Mr. Yuk was developed in the early 1970s by Richard Moriarty, a pediatric doctor in Pittsburgh who founded the National Poison Control Network. Evidently, Moriarty felt that skull-and-crossbones iconography wasn't good enough for poison control due to the proliferation of the symbol in popular culture. "Children are relating the danger symbol to pleasant surroundings, Moriarty told a local paper in 1973 upon the release of Mr. Yuk.

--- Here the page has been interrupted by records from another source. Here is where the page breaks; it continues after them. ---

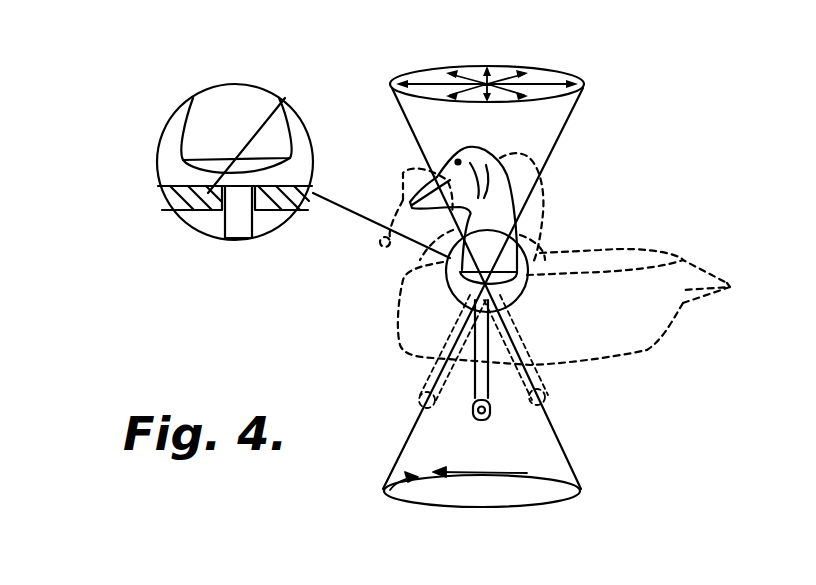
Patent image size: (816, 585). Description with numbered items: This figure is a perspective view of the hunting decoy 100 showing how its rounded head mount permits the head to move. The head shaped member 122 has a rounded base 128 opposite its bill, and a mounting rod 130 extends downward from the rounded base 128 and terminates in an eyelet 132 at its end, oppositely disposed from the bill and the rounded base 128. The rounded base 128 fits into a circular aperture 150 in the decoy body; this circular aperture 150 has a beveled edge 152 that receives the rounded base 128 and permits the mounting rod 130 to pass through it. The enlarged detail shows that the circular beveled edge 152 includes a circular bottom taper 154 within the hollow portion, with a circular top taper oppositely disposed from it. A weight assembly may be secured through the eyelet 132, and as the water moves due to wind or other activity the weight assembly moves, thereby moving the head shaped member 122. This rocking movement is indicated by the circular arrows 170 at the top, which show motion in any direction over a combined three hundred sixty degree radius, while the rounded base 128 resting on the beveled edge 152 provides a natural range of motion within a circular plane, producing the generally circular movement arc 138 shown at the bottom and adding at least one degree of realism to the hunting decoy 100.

The hunting decoy 100 is at (628, 226).
The head shaped member 122 is at (508, 177).
The rounded base 128 is at (160, 181).
The mounting rod 130 is at (247, 223).
The eyelet 132 is at (490, 417).
The generally circular movement arc 138 is at (580, 493).
The circular aperture 150 is at (205, 243).
The beveled edge 152 is at (287, 107).
The circular bottom taper 154 is at (217, 213).
The circular arrows 170 is at (478, 78).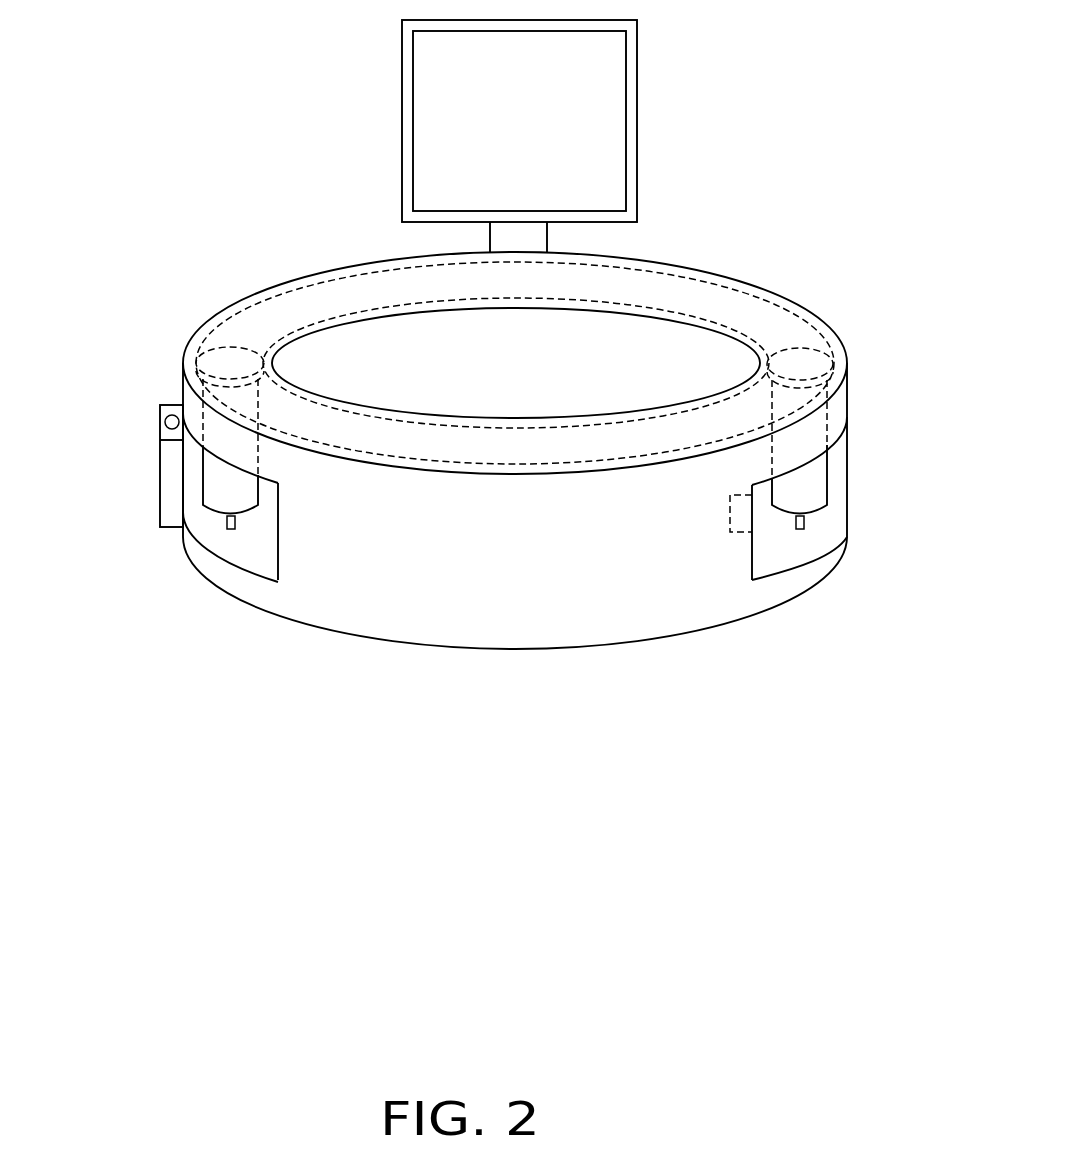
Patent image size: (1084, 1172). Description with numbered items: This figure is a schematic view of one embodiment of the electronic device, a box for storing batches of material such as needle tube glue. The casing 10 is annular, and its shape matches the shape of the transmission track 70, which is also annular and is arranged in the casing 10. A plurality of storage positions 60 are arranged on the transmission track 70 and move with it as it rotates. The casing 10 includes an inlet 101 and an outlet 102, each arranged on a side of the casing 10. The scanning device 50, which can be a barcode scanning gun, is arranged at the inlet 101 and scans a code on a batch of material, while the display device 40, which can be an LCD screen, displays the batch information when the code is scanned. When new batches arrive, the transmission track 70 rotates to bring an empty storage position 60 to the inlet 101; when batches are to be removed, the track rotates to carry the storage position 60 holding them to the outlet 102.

The casing 10 is at (755, 283).
The display device 40 is at (607, 80).
The scanning device 50 is at (170, 459).
The storage position 60 is at (228, 362).
The transmission track 70 is at (250, 305).
The inlet 101 is at (245, 544).
The outlet 102 is at (837, 473).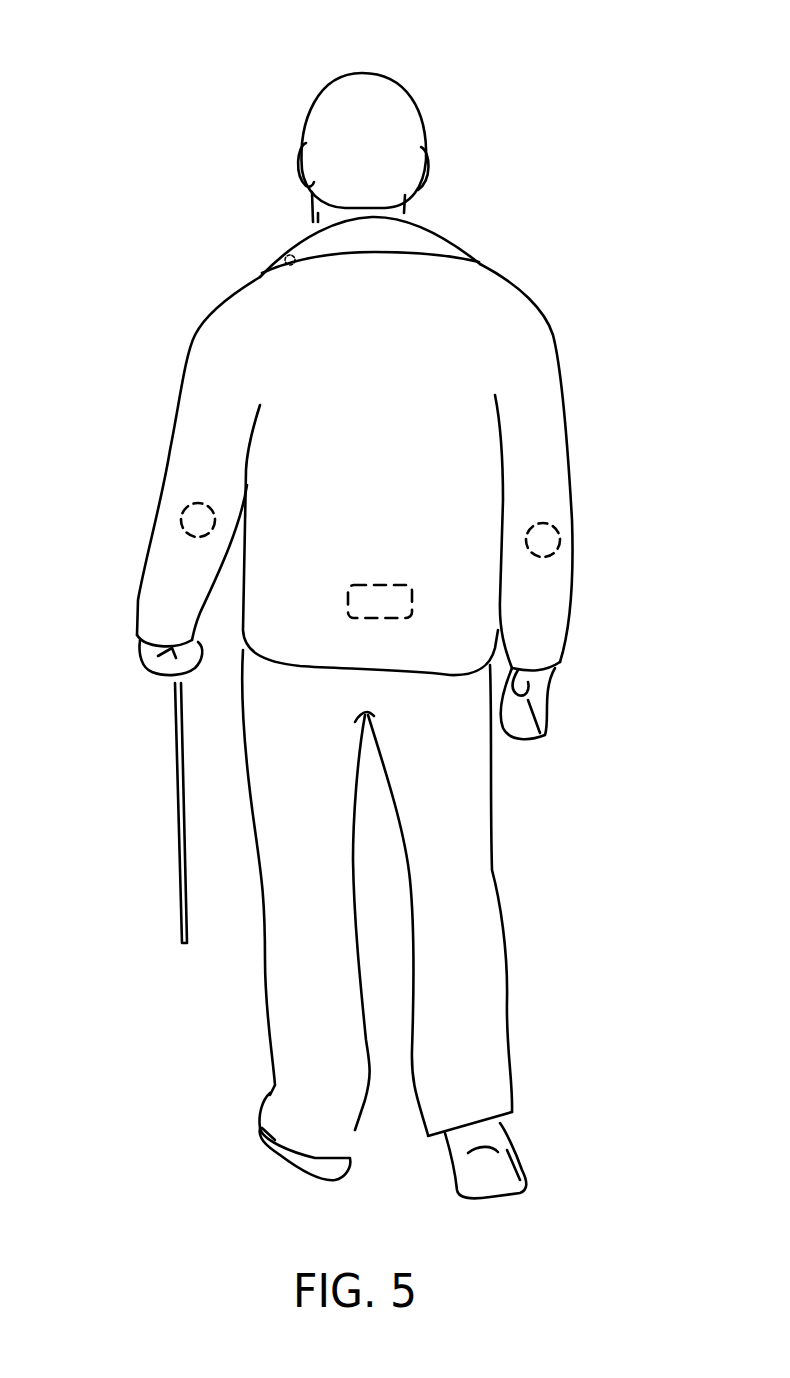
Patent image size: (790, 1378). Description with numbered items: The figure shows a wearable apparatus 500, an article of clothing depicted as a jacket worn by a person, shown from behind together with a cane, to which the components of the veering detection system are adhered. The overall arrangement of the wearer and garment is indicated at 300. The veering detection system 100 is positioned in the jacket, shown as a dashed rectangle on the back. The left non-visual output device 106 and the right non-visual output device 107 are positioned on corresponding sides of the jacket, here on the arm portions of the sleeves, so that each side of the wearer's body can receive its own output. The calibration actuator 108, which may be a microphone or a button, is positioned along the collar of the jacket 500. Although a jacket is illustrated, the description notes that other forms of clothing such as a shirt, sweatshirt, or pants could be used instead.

The user wearing the garment 300 is at (445, 105).
The wearable apparatus 500 is at (532, 300).
The calibration actuator 108 is at (285, 259).
The left non-visual output device 106 is at (181, 519).
The right non-visual output device 107 is at (561, 540).
The veering detection system 100 is at (360, 617).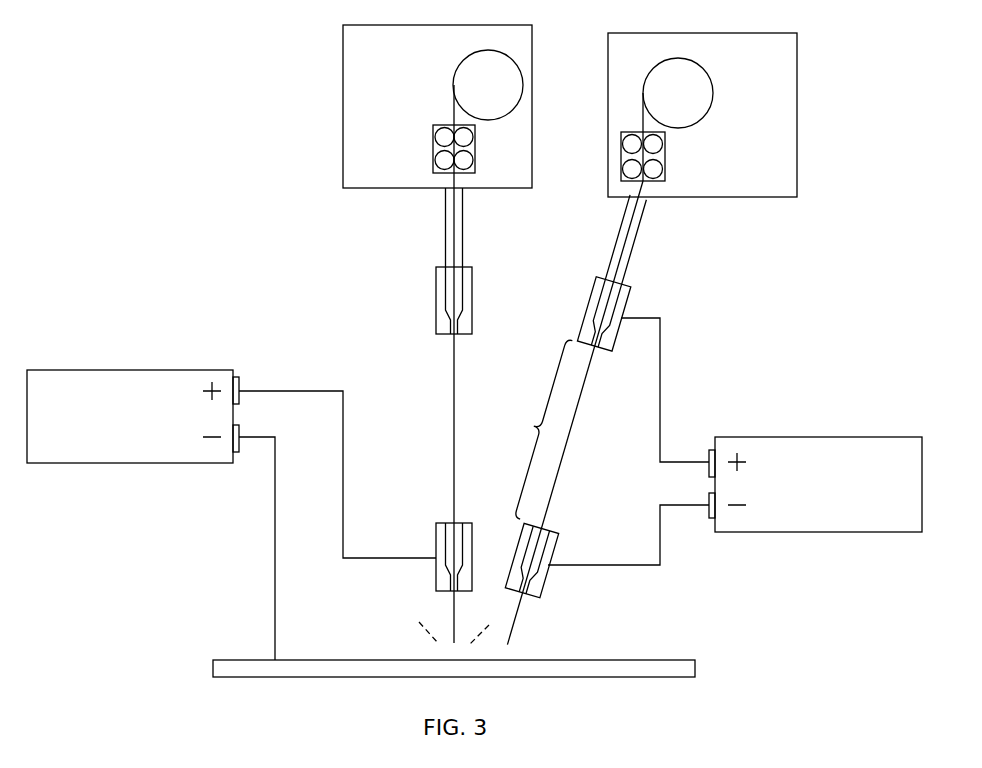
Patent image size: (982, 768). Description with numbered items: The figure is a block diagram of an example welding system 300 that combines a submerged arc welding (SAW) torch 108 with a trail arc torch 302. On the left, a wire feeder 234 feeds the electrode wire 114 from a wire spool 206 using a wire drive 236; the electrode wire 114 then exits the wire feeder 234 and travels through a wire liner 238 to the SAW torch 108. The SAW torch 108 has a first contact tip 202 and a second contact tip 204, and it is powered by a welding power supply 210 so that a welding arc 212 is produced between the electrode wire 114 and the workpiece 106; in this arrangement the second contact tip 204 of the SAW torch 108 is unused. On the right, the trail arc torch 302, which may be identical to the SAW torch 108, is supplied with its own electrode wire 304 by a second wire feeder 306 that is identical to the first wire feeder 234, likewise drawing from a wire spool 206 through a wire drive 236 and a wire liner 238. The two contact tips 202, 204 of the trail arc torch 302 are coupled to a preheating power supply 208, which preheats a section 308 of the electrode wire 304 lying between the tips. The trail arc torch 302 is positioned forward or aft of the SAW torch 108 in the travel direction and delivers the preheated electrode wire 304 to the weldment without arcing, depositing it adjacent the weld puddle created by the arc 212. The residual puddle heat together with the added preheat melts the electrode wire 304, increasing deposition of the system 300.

The welding system 300 is at (97, 116).
The wire feeder 234 is at (342, 51).
The wire feeder 306 is at (608, 85).
The wire spool 206 is at (473, 57).
The electrode wire 114 is at (453, 102).
The wire drive 236 is at (433, 126).
The wire liner 238 is at (445, 217).
The SAW torch 108 is at (370, 226).
The second contact tip 204 is at (436, 267).
The trail arc torch 302 is at (675, 269).
The welding power supply 210 is at (62, 370).
The section of the electrode wire 308 is at (522, 431).
The electrode wire 304 is at (561, 470).
The preheating power supply 208 is at (825, 437).
The first contact tip 202 is at (436, 546).
The welding arc 212 is at (425, 640).
The workpiece 106 is at (213, 677).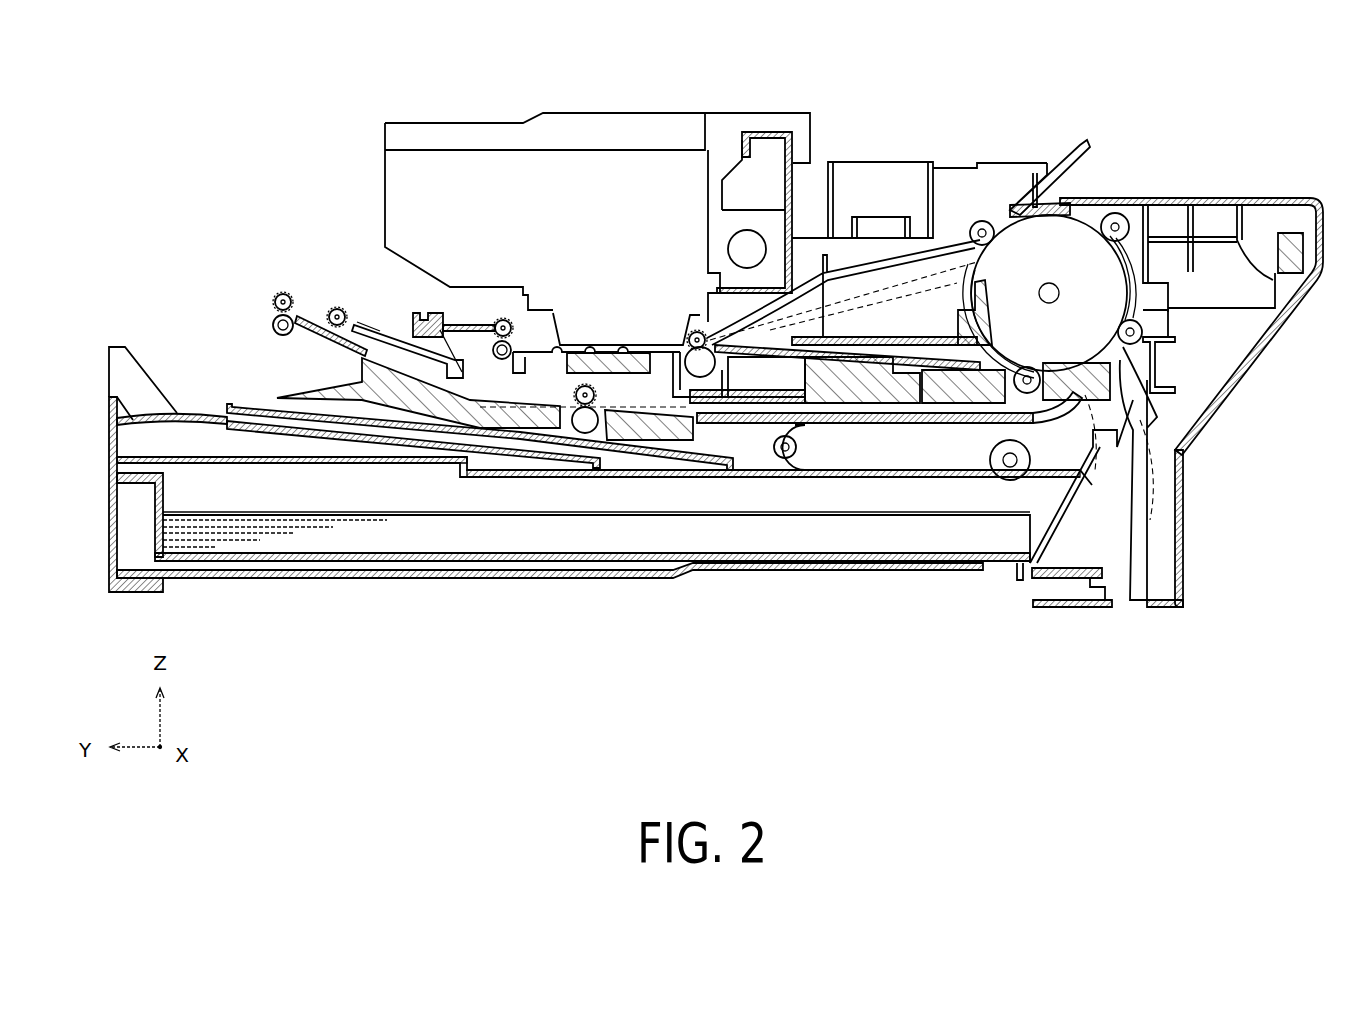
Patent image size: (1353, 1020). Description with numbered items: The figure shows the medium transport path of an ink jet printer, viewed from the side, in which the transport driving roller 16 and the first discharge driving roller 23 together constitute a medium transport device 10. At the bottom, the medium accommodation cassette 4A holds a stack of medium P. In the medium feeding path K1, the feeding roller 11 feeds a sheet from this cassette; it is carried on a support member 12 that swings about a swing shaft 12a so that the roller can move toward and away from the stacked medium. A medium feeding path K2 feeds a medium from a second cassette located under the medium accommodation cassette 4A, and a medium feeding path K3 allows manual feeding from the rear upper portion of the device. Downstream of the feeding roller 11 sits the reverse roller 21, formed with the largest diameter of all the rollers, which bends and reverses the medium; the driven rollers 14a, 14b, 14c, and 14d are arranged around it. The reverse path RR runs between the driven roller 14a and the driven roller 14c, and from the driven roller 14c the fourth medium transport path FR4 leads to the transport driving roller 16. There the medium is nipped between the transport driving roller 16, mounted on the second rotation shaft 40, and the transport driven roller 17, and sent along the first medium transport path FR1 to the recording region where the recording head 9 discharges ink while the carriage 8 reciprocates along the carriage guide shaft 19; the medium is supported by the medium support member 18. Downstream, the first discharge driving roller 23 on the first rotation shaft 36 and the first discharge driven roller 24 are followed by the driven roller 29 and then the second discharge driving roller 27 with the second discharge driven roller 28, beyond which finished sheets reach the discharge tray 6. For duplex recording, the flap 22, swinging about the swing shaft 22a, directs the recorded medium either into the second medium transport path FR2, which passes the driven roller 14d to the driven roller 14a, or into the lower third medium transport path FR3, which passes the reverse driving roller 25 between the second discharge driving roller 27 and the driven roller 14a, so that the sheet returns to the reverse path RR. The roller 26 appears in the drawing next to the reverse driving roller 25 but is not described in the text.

The medium accommodation cassette 4A is at (256, 598).
The medium P is at (405, 540).
The discharge tray 6 is at (200, 415).
The first rotation shaft 36 is at (545, 330).
The flap 22 is at (383, 340).
The swing shaft 22a is at (455, 330).
The second discharge driving roller 27 is at (272, 322).
The second discharge driven roller 28 is at (283, 292).
The driven roller 29 is at (337, 307).
The first discharge driven roller 24 is at (504, 318).
The first discharge driving roller 23 is at (502, 340).
The carriage 8 is at (583, 145).
The first medium transport path FR1 is at (575, 210).
The recording head 9 is at (597, 330).
The medium support member 18 is at (647, 352).
The transport driven roller 17 is at (695, 330).
The transport driving roller 16 is at (745, 288).
The carriage guide shaft 19 is at (790, 240).
The second rotation shaft 40 is at (752, 245).
The fourth medium transport path FR4 is at (840, 185).
The second medium transport path FR2 is at (895, 240).
The medium feeding path K3 is at (1085, 130).
The driven roller 14c is at (975, 224).
The reverse roller 21 is at (1020, 240).
The driven roller 14b is at (1120, 214).
The reverse path RR is at (1178, 198).
The driven roller 14a is at (1143, 345).
The driven roller 14d is at (1015, 395).
The medium transport device 10 is at (880, 105).
The support member 12 is at (883, 480).
The swing shaft 12a is at (785, 460).
The third medium transport path FR3 is at (838, 560).
The feeding roller 11 is at (1010, 482).
The reverse driving roller 25 is at (585, 408).
The roller 26 is at (598, 432).
The medium feeding path K2 is at (1155, 535).
The medium feeding path K1 is at (1115, 612).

The design for Mr. Yuk came from a team of medical experts interviewed children under the age of 5 and recorded their facial expressions when asked about poison. Based on this, the researchers developed three concepts for a new poison warning symbol: face with X's for eyes, a mad face, or a sick looking face with the tongue out. After drafting up a version of each of these, they were shown to children along with the skull and crossbones and the kids were asked to choose the faces in "the order they liked best." In almost all cases, the sick face finished last.

"The skull and crossbones was designed by adults for adults," Moriarty told the paper. "Mr. Yuk is actually the first symbol specifically designed for kids."

Within a year of its creation, some two million Mr. Yuk stickers were distributed freely to parents to help prevent the poisoning of children. By 1980, 50 million of these stickers were distributed every year by poison control centers. The program continued for decades (indeed, you can still write in for free Mr. Yuk stickers today), but starting in the 1980s, a series of studies found that the stickers were ineffective at repelling children from toxic materials and would in some instances actually attract them to the poison. Most recently it was investigated (and rejected) as a way to stop kids from eating THC-infused edibles, much to the ire of cannabis advocates since marijuana isn't a poison.

The history of Mr. Yuk is an interesting look at the difficulty of designing warning signs that are intelligible regardless of the language spoken (or in the case of children, the ability to understand language at all). It's a tough problem to solve, but as far as keeping kids away from poison goes, the most effective route is to just keep it in an inaccessible place to begin with.